The Galaxy training material provides a practical example of manual filtering using scater. For a large dataset, users can set specific parameters informed by prior visualization. Key parameters include the number of reads mapped to a gene for it to be counted as expressed (default is 1, but can be made more stringent), the minimum library size (e.g., 100,000 mapped reads), the minimum number of expressed genes (e.g., 500), and the maximum percentage of mitochondrial genes per cell (e.g., 35%). These thresholds are not arbitrary; they are derived from observing the distributions of these metrics in plots like plotQC. For instance, a plot of total counts might reveal a natural break point, or a scatter plot of total counts versus total features might show a cluster of low-quality cells with low values for both metrics. Setting a minimum library size of 100,000 reads, as in the example, is informed by seeing that few cells have fewer than 200,000 reads in the plotted data. This process of visually inspecting the data distribution and setting thresholds based on observed patterns is the essence of fitting the boundary of the dataset.

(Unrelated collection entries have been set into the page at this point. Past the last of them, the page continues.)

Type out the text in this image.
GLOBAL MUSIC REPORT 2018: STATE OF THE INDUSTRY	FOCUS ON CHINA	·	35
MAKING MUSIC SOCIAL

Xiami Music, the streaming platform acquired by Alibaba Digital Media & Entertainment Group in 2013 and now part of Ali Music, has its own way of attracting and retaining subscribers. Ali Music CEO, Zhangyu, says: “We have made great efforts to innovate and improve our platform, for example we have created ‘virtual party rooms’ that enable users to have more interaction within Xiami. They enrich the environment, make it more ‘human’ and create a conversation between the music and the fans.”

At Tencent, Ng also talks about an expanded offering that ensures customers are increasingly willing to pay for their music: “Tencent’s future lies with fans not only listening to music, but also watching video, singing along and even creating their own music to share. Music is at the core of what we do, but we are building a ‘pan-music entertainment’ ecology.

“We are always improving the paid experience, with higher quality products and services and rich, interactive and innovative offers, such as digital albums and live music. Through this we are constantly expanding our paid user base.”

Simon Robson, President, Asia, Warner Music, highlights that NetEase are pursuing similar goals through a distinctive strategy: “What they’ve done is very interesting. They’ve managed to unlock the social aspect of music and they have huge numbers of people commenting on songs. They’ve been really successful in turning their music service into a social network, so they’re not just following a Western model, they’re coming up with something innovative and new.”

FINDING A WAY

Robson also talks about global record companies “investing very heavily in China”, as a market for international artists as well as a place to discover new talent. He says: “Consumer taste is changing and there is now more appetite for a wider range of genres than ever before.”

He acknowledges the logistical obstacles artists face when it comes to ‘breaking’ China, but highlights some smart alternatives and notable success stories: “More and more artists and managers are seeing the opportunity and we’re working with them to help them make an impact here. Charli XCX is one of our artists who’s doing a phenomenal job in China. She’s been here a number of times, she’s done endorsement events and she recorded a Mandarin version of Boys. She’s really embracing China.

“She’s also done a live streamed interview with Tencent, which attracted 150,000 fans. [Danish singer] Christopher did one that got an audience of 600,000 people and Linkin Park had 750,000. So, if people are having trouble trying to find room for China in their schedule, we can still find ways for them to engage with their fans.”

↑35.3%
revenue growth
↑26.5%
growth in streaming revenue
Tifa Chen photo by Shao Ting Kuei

The ultimate goal of these QC and filtering steps is to produce a clean dataset ready for downstream statistical modeling and analysis. After QC and data normalization (methods also available in scater), the dataset can be used for answering scientific questions. For mental health research, this might involve identifying cell-type-specific gene expression changes in post-mortem brain tissue from individuals with depression or schizophrenia, or analyzing immune cell responses in peripheral blood from patients with anxiety disorders. The reliability of these downstream findings hinges on the quality of the initial data. By meticulously applying the boundary detection and filtering tools in scater, researchers can minimize the impact of technical noise and ensure that the biological signals they observe are genuine.
In conclusion, finding and fitting the boundary of a scRNA-seq dataset is a multifaceted process that combines visualization, statistical outlier detection, and manual filtering. The scater package provides a robust framework for this process, enabling researchers to identify and remove low-quality cells and features based on a range of QC metrics. This rigorous approach is not merely a technical prerequisite but a foundational step in ensuring the integrity of research into the cellular mechanisms underlying mental health conditions. The methods described—using plots to visualize data distributions, calculating explanatory variable importance, detecting outliers via PCA, and applying manual filters—allow for the establishment of data-driven boundaries that maximize the biological relevance of the dataset. Adherence to these practices is essential for generating reproducible and meaningful insights from single-cell genomics in psychiatry and psychology.